As bleak as these realities are, the Ogoni people have been actively trying to reclaim their land. In 1990 Ken Saro-Wiwa — a Nigerian writer and environmental activist — founded the Movement for the Survival of the Ogoni People (MOSOP). Between 1990 and 1995 MOSOP led demonstrations, presented the government with an Ogoni Bill of Rights and succeeded in getting Shell to stop exploration and production of oil in the Ogoni region. Unfortunately, its pipelines, facilities and infrastructure remain which have allowed for many more oil spills — the latest of which was in 2009.

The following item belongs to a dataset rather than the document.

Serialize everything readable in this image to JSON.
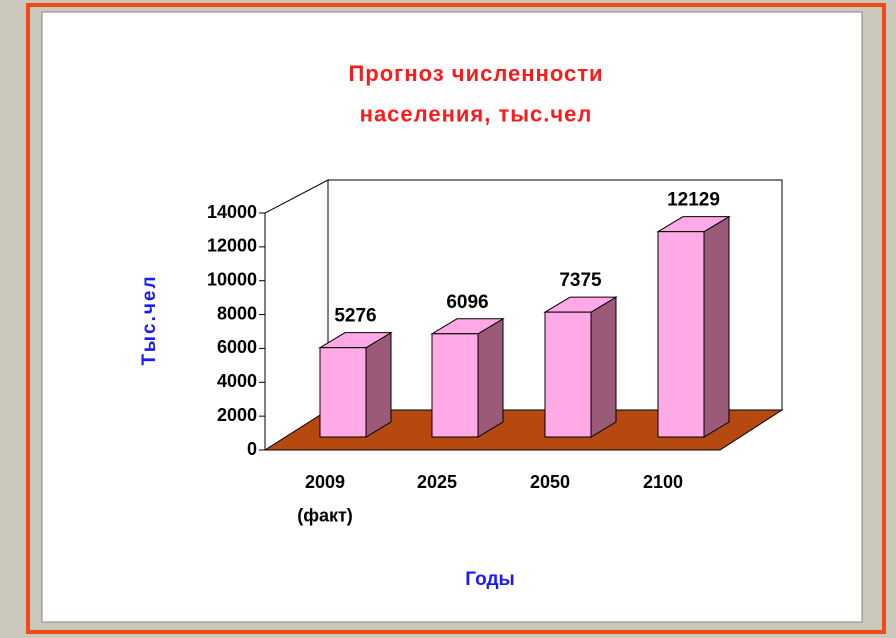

Yet these victories came with a bloody cost. Though Saro-Wiwa was committed to nonviolent action, at Shell’s behest, support and bankrolling, the Nigerian military conducted deadly raids against the Ogoni people to repress the growing movement. As a result, four community leaders were killed and Ken Saro-Wiwa–along with other MOSOP leaders–was arrested on trumped-up charges and ultimately hanged in 1995. There is a damning level of evidence to suggest Shell’s complicity in these murders including a $15.5 million settlement with the Wiwa family to stop publicly accusing the corporation of having any complicity in Ken Saro-Wiwa’s death.
Shell is guilty of environmental devastation, crimes against humanity, conspiracy, torture and terrorism while only peripherally accepting blame and being marginally penalized for its atrocities.
While the people of Ogoniland live in poverty, the CEO of Shell made 15.3 million dollars in 2011. The Niger Delta is one of the 10 most important wetlands and marine ecosystems in the world and yet Shell continues to dodge any mention of compensation to Nigerians for the destruction of this land. It seems that corporate accountability in this profit-maximizing age is nonexistent. Shell seemingly gets a free pass in dismantling the lives of poor, rural Black people who have lived and worked on this land for thousands of years.